"(...) En años pasados, los holandeses nos reconocíamos con cierto agrado en nuestra fama mundial de gente práctica e ingeniosa, políglota y progresista, tolerante pero directa. (Que se nos considere descorteses nos da igual, dado que nos cuesta distinguir la cortesía de la hipocresía). Esta autoimagen positiva, ya muy erosionada en décadas recientes, recibió su última estocada con la victoria electoral de Geert Wilders, el líder desde hace casi 20 años del ultraderechista Partido por la Libertad (PVV, por sus siglas en holandés), que arrasó en las elecciones parlamentarias del 22 de noviembre. (...)
El éxito de Wilders y Omtzigt no solo confirma la derechización de Países Bajos. También refleja que gran parte del electorado concuerda con el análisis que ambos presentan, cada uno a su modo: que el statu quo es insostenible. Los holandeses han perdido la confianza en la capacidad del Estado –y de la clase política que lo administra– de resolver los grandes problemas del país.
Los cuatro gobiernos de coalición liderados por el liberal Mark Rutte, primer ministro desde octubre de 2010, se han mostrado incapaces de reconocer –y mucho menos hacer frente a– los desafíos que afectan a la vida diaria de la población.
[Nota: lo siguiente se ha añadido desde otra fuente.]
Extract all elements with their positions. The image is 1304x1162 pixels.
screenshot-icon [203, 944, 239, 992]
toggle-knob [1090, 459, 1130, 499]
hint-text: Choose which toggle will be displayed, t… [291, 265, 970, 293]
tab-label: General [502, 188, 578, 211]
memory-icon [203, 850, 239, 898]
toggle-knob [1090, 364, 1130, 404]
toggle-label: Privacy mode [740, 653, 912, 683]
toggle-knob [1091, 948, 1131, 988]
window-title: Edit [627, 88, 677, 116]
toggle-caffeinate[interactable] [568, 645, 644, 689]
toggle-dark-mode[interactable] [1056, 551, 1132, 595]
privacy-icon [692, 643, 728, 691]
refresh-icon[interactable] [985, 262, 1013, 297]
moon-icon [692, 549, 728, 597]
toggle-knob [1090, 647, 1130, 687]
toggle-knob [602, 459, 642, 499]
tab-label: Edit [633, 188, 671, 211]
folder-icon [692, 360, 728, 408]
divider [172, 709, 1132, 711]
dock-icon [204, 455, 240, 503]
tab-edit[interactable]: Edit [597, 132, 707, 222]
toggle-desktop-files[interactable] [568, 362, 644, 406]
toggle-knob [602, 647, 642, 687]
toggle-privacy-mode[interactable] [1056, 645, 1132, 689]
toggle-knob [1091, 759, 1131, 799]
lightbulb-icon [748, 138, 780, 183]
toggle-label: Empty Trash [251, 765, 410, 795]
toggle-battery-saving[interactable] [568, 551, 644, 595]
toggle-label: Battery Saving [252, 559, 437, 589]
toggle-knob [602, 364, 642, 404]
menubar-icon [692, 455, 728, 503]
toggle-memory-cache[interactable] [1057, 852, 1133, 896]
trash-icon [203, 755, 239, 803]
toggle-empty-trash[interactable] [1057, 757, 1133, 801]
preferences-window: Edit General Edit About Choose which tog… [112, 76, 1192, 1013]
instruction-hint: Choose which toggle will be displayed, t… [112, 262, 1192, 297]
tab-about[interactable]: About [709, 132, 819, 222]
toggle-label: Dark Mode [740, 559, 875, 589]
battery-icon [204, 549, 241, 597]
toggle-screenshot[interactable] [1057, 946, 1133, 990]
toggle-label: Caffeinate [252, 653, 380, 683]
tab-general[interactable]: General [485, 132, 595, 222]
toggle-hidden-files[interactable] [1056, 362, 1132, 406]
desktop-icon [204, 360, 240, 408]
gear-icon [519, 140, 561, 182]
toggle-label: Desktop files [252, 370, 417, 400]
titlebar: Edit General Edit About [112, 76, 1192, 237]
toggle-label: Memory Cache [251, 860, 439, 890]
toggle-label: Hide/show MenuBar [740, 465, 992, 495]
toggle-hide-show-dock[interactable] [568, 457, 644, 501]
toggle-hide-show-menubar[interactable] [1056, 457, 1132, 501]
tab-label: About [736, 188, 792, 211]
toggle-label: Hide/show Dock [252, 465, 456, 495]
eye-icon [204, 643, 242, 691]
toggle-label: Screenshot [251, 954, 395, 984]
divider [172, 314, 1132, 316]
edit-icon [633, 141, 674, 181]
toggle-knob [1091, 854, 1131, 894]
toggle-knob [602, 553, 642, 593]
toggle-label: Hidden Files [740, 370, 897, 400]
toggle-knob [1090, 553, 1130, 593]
De hecho, en plenas guerras de Gaza y Ucrania, la campaña se centró casi exclusivamente en un puñado de problemas domésticos que llevan años en estado de crisis: la escasez de vivienda asequible, la incapacidad del Estado de gestionar la llegada de refugiados y solicitantes de asilo de forma justa y eficaz, el daño medioambiental causado por la agricultura intensiva (cuyas emisiones de nitrógeno transgreden las normas europeas) o el desamparo que sienten muchos ciudadanos no solo porque les cuesta llegar a fin de mes, sino también por la dificultad generalizada de acceder a unos recursos públicos sobrecargados, desde la educación hasta la sanidad y el transporte, lastrados por una apremiante escasez de mano de obra.
Para la derecha, ha sido fácil achacar esta presión sobre el sistema, falsamente, a los inmigrantes y, en particular, a los solicitantes de asilo, sugiriendo además que estos reciben vivienda y servicios con prioridad sobre la población autóctona. Gracias en gran parte al influjo de refugiados ucranianos, en 2022 la inmigración hizo que la población del país creciera en casi 224.000 personas, de las que menos de 50.000 solicitaban asilo. Es verdad que el aparato burocrático encargado de regular la situación de estas personas está sobrecargado; pero se debe, ante todo, a los recortes de los últimos años.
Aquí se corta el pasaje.